Künstliche Intelligenz. Zwei Worte, die aktuell überall auftauchen. In Meetings, in Tools, in Headlines und manchmal auch im Kopf mit der Frage: Brauchen wir das wirklich?
Die Antwort ist wie so oft: Jein.
KI kann grossartig sein. Und sie kann nerven. Zeit, beide Seiten anzuschauen.
KI liebt Routine. Dateneingaben, Analysen, Sortieren, Vergleichen – alles, was Menschen langweilt, macht sie in Rekordzeit. Unternehmen sparen Zeit, Geld und Nerven. Und Mitarbeitende können sich mit Aufgaben beschäftigen, die ein Gehirn (und Kaffee) brauchen.
Big Data ist für Menschen oft ein Datensumpf. Für KI ein Spielplatz. Sie erkennt Muster, Trends und Zusammenhänge, die uns entgehen würden – egal ob im Marketing, in der Medizin oder bei Finanzprognosen. Bessere Daten gleich bessere Entscheidungen?
Warum Werbung sehen, die null interessiert? KI sorgt dafür, dass Nutzer massgeschneiderte Inhalte, Empfehlungen und Services bekommen. Netflix weiss, was du heute Abend brauchst. Online-Shops wissen es auch. Gruselig?
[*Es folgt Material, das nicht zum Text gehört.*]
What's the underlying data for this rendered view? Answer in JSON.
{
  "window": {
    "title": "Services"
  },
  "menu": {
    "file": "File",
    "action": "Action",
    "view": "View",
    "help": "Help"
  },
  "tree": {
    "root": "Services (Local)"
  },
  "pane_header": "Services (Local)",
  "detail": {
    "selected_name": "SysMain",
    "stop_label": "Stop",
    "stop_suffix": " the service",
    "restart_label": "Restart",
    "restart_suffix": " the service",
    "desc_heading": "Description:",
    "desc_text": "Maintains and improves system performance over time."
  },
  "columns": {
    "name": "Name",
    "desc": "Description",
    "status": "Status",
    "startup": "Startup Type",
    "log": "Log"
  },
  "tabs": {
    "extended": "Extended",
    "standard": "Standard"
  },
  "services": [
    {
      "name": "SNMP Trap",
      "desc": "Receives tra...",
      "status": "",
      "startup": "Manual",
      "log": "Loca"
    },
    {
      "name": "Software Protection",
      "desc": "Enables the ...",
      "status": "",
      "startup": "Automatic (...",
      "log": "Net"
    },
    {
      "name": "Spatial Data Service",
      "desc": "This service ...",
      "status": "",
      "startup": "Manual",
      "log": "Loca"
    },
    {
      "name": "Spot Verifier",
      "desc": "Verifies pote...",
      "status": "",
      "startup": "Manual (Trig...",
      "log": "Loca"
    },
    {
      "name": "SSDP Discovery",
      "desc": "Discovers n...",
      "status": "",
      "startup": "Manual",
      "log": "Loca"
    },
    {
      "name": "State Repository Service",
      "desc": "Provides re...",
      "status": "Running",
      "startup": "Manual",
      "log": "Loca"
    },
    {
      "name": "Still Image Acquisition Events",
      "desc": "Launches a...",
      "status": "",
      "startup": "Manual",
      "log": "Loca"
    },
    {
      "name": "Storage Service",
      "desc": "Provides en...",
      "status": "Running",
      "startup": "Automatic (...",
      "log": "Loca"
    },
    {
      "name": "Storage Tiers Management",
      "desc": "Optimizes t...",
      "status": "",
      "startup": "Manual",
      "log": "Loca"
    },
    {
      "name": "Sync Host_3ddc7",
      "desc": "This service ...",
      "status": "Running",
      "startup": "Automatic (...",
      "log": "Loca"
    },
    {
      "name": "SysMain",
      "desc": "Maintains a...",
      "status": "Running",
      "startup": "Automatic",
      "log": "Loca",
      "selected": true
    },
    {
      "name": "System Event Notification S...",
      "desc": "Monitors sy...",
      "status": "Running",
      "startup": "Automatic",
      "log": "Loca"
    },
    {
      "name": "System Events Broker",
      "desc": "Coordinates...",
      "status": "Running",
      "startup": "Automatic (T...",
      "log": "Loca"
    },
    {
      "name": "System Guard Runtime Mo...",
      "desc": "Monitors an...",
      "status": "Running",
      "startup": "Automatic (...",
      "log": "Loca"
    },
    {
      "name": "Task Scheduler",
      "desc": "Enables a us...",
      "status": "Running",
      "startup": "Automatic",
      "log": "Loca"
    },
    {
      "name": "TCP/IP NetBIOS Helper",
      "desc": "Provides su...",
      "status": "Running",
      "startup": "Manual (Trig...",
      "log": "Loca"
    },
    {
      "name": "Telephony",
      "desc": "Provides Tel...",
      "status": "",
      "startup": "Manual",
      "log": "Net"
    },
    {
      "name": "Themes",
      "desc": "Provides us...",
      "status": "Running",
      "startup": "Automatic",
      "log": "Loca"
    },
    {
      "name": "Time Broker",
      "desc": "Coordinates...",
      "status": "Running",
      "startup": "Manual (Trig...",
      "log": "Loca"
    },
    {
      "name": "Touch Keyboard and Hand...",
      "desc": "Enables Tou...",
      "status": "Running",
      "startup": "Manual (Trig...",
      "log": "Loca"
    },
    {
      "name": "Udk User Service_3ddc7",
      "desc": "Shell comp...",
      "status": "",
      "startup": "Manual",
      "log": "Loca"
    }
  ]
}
Vielleicht. Praktisch? Definitiv.
Fortschritte in Medizin und Forschung
Früherkennung von Krankheiten, Analyse von MRTs, Entwicklung neuer Medikamente. KI rettet nicht nur Zeit, sondern eventuell sogar Leben.

Jobkiller oder Jobwandler? Ja, KI kann Jobs ersetzen. Vor allem repetitive Tätigkeiten. Das sorgt für Angst und die ist nicht ganz unbegründet. Gleichzeitig entstehen neue Rollen: Prompt-Designer:innen, KI-Trainer:innen, Datenethiker:innen. Das Problem ist weniger KI selbst, sondern wie gut wir uns darauf vorbereiten.
Blackbox statt Transparenz
Warum entscheidet eine KI genau so? Oft weiss man es nicht. Viele Modelle sind schwer erklärbar, selbst für Experten. Das ist kritisch, besonders bei sensiblen Daten und Themen wie Kreditvergabe, Justiz oder Recruiting.
Datenschutz? Kommt drauf an
KI braucht Daten. Viele Daten. Unmengen von Daten und damit auch viele Ressourcen. Wer sie liefert, wo sie gespeichert werden und wofür sie genutzt werden, ist nicht immer klar. Ohne klare Regeln wird Datenschutz schnell zur Baustelle oder zum Risiko.
Bias bleibt Bias
KI ist nur so neutral wie ihre Trainingsdaten. Sind diese verzerrt, diskriminiert auch die KI. Unbewusst, aber wirkungsvoll. Das kann reale Konsequenzen haben. Von unfairen Bewerbungsprozessen bis zu falschen Prognosen.
Abhängigkeit von Tech-Giganten
Viele starke KI-Systeme kommen von wenigen grossen Anbietern. Das wirft Fragen auf: Wer kontrolliert die Technologie? Wer setzt die Regeln? Und was passiert, wenn man nicht mehr ohne kann?